Welcome to Part 5 of 6 in our series “How to Grow Bizarro 3.” This series began on the Zé Burns Blog back in December of 2019. How to Grow Bizarro 1 covered ways the average reader could help strengthen and expand the genre, while How to Grow Bizarro 2 looked at the larger picture. This current series asks members of the bizarro community THEIR thoughts. This week: the multi-hyphenate Luke Kondor.
By Luke Kondor
Being a relative newbie to the genre, I feel a little weird sticking my oar in, but as Zé has requested it… stick it, I will.
Also, apologies in advance for this scattershot approach but I’ve got a lot of ideas and only a small space in which to fit them.
1. Repurpose content
There are over 20 years of bizarro classics primed for re-release. Let’s find 12 of the best–those that are impossible not to love–and build a year-long bizarro subscription box out of it. New covers, extra content, heavy promotion, maybe even a big Kickstarter campaign. The aim being to open a giant funnel for new readers to fall into.
2. Tap into existing audiences.
Bizarro fiction has a great conversion rate. By that, I mean a large portion of people who are introduced to the genre end up loving it. What it needs now is a lot more traffic.
Last year, I made a bizarro fiction podcast called Tales of What!? We put out six episodes and landed 10k downloads, introducing a lot of new fans to the genre. We managed this by tapping into a much larger audience we have on another podcast I help run.
What other large audiences could we be tapping into?
How can we get more eyes and ears on the genre?
One idea could be to create bizarro care packages and send them to tastemakers. Package up a small selection of books along with a note with some background on the genre and send it to those bookstagrammers with 50k followers, or those podcasts hosts with huge followings, anything to get them talking about bizarro to their audience.

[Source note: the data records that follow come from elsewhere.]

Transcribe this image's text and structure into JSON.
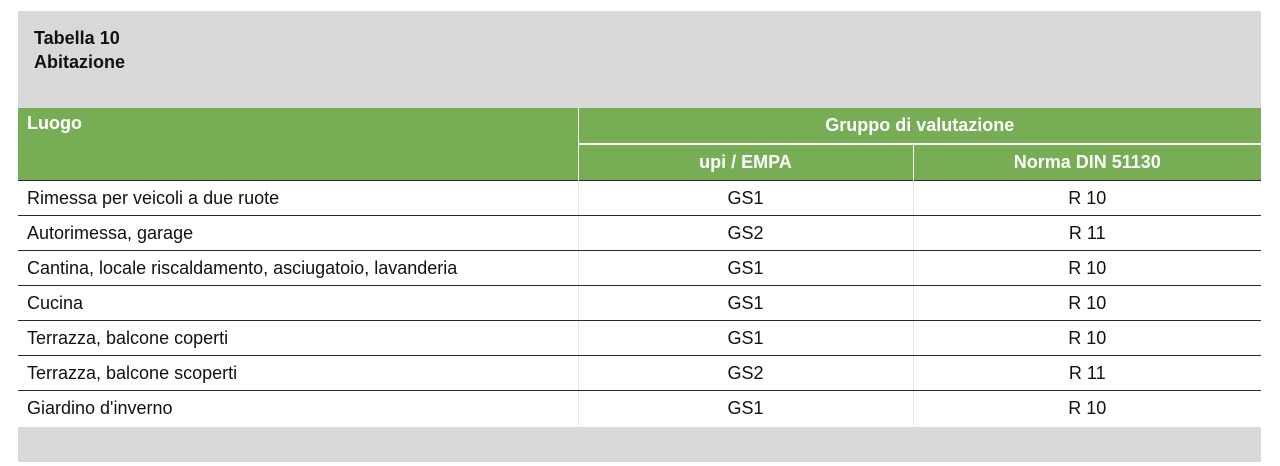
{
  "header": {
    "table_number": "Tabella 10",
    "title": "Abitazione"
  },
  "columns": {
    "location": "Luogo",
    "group": "Gruppo di valutazione",
    "upi": "upi / EMPA",
    "din": "Norma DIN 51130"
  },
  "rows": [
    {
      "location": "Rimessa per veicoli a due ruote",
      "upi": "GS1",
      "din": "R 10"
    },
    {
      "location": "Autorimessa, garage",
      "upi": "GS2",
      "din": "R 11"
    },
    {
      "location": "Cantina, locale riscaldamento, asciugatoio, lavanderia",
      "upi": "GS1",
      "din": "R 10"
    },
    {
      "location": "Cucina",
      "upi": "GS1",
      "din": "R 10"
    },
    {
      "location": "Terrazza, balcone coperti",
      "upi": "GS1",
      "din": "R 10"
    },
    {
      "location": "Terrazza, balcone scoperti",
      "upi": "GS2",
      "din": "R 11"
    },
    {
      "location": "Giardino d'inverno",
      "upi": "GS1",
      "din": "R 10"
    }
  ]
}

3. Build bridges to other mediums.
There are people out there who are fans of bizarro even if they don’t know it yet. I, myself, was one for years! I loved weird movies, books, comics, whatever, but I didn’t have a name or a community for it. I was a single weirdo out there on an island of my own making, desperate to find the genre I had no name for. So I’d like to see more bridges built between bizarro literature and the bizarro of other mediums. We could be making bizarro short films, bizarro anthology comic books, bizarro fiction podcasts, and proudly labelling them as such. On the flip side, we could be building links from bizarro to things that people already love. A good example would be the Bizarro Encyclopedia of Film. Why not a Bizarro Encyclopaedia of Comics? Or music? Why not a film blog, something like 366WeirdMovies.com pairing weird movies with weird books
4. A new Bizarro Starter Kit
Just putting that one out there because I want to read it.
5. Books that sell themselves
Recently I saw that CM3’s book, The Haunted Vagina, is getting some virality on social media. All because of its title, cover, and book description. I think I read that back in the early days of the genre, the initial pitch of the book was the starting point. If you didn’t hook someone from the title and pitch alone then it just didn’t get written. Maybe we should bring back some of those guerrilla marketing tactics. After all, they’re still selling a book that was written almost 15 years ago.
6. Less I and more We.
Next time, instead of tweeting or posting on Facebook about your book (I’m sure it’s a great book btw), ask yourself if can you do any of the following instead:
Support your publishers! Buy a CM3 book for your friends. Start a bizarro writers’ group. Make a bizarro film review podcast. Launch a mailing list specifically for new bizarro releases. Write reviews of bizarro books. Encourage the bizarro authors you like by letting them know how much their work means to you or posting publicly about their work. Start a bizarro reading club. Launch a small press. Make a bizarro short film (use your phone if you have to!). Write a bizarro song. Art dies when people stop talking about it so make a list of your favourite bizarro games, films, comics, and post it online, post it offline, post it everywhere. Just don’t stop talking about it. Maybe draw your favourite bizarro characters or make an adult coloring book out of your favourite bizarro authors.
What was it Gandhi was said to have said?
Oh yes: “Be the change you want to see in the world; and by that I mean take over the world with bizarro fiction. Total domination. Nothing less. Peace out.”